Step 4: Option 3: Logic

They had to buy the eggs. A little research shows there is only one way to buy these three types of egg together. a 250g pack.Digging deaper, the number of eggs per smaller pack can be found. Dividing this by the weight of the pack gives 11.5g per egg. 250g/11.5g is 21.73 eggs. Call the 0.73 eggs the weight of the bag itself. 21 eggs per bag.

Now we have estimated that the container can hold ~65 eggs. 65/21 is 3.09 bags of eggs. I doubt they opened a fourth bag to get the extra couple of eggs to get it to 65. So I guess it would be three bags: 63 eggs...

Now if you were filling the jar. You would eat an egg wouldn't you?... maybe two? no one would miss two... Maybe your filling the jar with someone and you give them one so they don't snitch.
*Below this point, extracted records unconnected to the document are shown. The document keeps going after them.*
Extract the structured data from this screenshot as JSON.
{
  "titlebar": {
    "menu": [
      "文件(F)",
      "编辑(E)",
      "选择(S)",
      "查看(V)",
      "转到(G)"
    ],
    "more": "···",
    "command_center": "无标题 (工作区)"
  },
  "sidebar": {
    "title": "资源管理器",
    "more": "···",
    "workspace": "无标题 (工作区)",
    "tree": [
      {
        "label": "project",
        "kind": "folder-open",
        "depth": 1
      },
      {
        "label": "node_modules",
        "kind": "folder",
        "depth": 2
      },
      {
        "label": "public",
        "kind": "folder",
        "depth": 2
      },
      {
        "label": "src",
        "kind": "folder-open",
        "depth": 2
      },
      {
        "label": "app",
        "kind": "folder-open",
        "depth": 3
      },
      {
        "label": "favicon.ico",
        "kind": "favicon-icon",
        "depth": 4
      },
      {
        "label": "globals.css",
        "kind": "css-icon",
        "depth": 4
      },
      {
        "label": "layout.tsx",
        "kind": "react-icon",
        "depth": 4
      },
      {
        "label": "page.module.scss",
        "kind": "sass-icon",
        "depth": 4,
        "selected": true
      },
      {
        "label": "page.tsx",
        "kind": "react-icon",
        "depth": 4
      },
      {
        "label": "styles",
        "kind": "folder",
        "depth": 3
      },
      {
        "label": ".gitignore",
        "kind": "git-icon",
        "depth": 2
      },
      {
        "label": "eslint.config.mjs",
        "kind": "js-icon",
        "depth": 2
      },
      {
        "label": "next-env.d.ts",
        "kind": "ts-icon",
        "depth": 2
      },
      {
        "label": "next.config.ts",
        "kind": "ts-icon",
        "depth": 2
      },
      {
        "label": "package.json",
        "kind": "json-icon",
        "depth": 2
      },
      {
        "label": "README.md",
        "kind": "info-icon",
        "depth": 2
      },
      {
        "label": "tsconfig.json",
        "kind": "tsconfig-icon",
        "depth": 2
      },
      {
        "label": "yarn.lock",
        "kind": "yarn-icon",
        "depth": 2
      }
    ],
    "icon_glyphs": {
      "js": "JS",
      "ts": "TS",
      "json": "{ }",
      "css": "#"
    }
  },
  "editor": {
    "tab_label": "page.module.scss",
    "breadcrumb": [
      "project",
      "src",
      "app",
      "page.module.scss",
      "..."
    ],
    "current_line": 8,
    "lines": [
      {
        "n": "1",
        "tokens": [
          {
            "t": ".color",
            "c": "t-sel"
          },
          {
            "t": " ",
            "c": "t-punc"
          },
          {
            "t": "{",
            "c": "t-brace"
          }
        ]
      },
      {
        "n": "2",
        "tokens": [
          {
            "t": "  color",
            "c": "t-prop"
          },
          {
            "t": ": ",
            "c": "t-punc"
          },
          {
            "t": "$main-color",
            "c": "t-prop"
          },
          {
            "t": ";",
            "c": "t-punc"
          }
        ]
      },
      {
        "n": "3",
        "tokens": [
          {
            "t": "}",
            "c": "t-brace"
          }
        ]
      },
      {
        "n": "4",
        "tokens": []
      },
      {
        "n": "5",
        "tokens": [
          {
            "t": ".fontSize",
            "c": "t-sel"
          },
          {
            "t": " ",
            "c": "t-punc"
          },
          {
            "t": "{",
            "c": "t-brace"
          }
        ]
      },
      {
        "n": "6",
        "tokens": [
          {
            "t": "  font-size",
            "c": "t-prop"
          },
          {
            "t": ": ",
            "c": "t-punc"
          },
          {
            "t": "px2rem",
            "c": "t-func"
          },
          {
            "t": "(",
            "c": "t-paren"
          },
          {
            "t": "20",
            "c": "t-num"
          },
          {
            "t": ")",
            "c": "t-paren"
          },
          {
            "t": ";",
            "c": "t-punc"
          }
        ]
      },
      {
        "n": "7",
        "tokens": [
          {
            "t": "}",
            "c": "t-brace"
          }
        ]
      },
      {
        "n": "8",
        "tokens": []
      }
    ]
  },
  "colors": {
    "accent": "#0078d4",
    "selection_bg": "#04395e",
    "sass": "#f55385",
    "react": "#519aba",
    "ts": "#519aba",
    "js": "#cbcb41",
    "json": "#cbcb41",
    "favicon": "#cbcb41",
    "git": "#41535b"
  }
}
You can bet that it's an egg or two short of 63 in any case.

I'd estimate 61 +/- 2.

Step 5: Option 4: Weigh It

If you can accurately gauge the weight, can find the empty weight of the container, and the individual weight of each unit, you can take the total weight, minus the container weight, divide by the unit weight, and get a pretty good estimate!

Step 6: Option 5: the Wisdom of Crowds

As it turns out, the average human is awful at guessing accurately! That is, just by plucking a number out of the air. But... as a collective, we are scarily accurate!

If you can see everyone else's guesses, and can average them. The average is likely to be better than you would guess on your own. I've tested this on a few of these type of games. It works, but not as accurately as the previous options. 250 mini eggs of an actual 273. Volume measurement with fill factor gave 272. counting layers gave 180, way under.

The main issue with this method, is that the rules usually stipulate that the first person to guess correctly wins. So by waiting you may lose out on your chance to bag the right answer.

Step 7: The Answer

Before you read on. Make sure you've made a guess/ calculation.

The best solution seems to be to calculate it volumetrically, then see if you can work out how many are likely to be in there because of pack size, then find the closest multiple and take a few off for what the filler skims.

As it happens, I guessed 60 in the end, and there were 61 eggs in the jar! Not bad...

Since then, I've given away nine eggs. This leaves the 52 in the picture. So if you guessed 52 from looking at the jar, congratulations!

The same fill factor can be used for Cadbury mini eggs, and m&m's. In fact it will work with anything ellipsoid. You will need to find the volume of a singular m&m or mini egg yourself though... There is a different fill factor for spheres, cubes, and polyhedra.

If you don't know what it is, you can search for it online, or measure it experimentally. Numbers are skewed at the low end. Less than 40 can give misleading results, you want well over 50 to get a good average. Anything over 100 is ideal.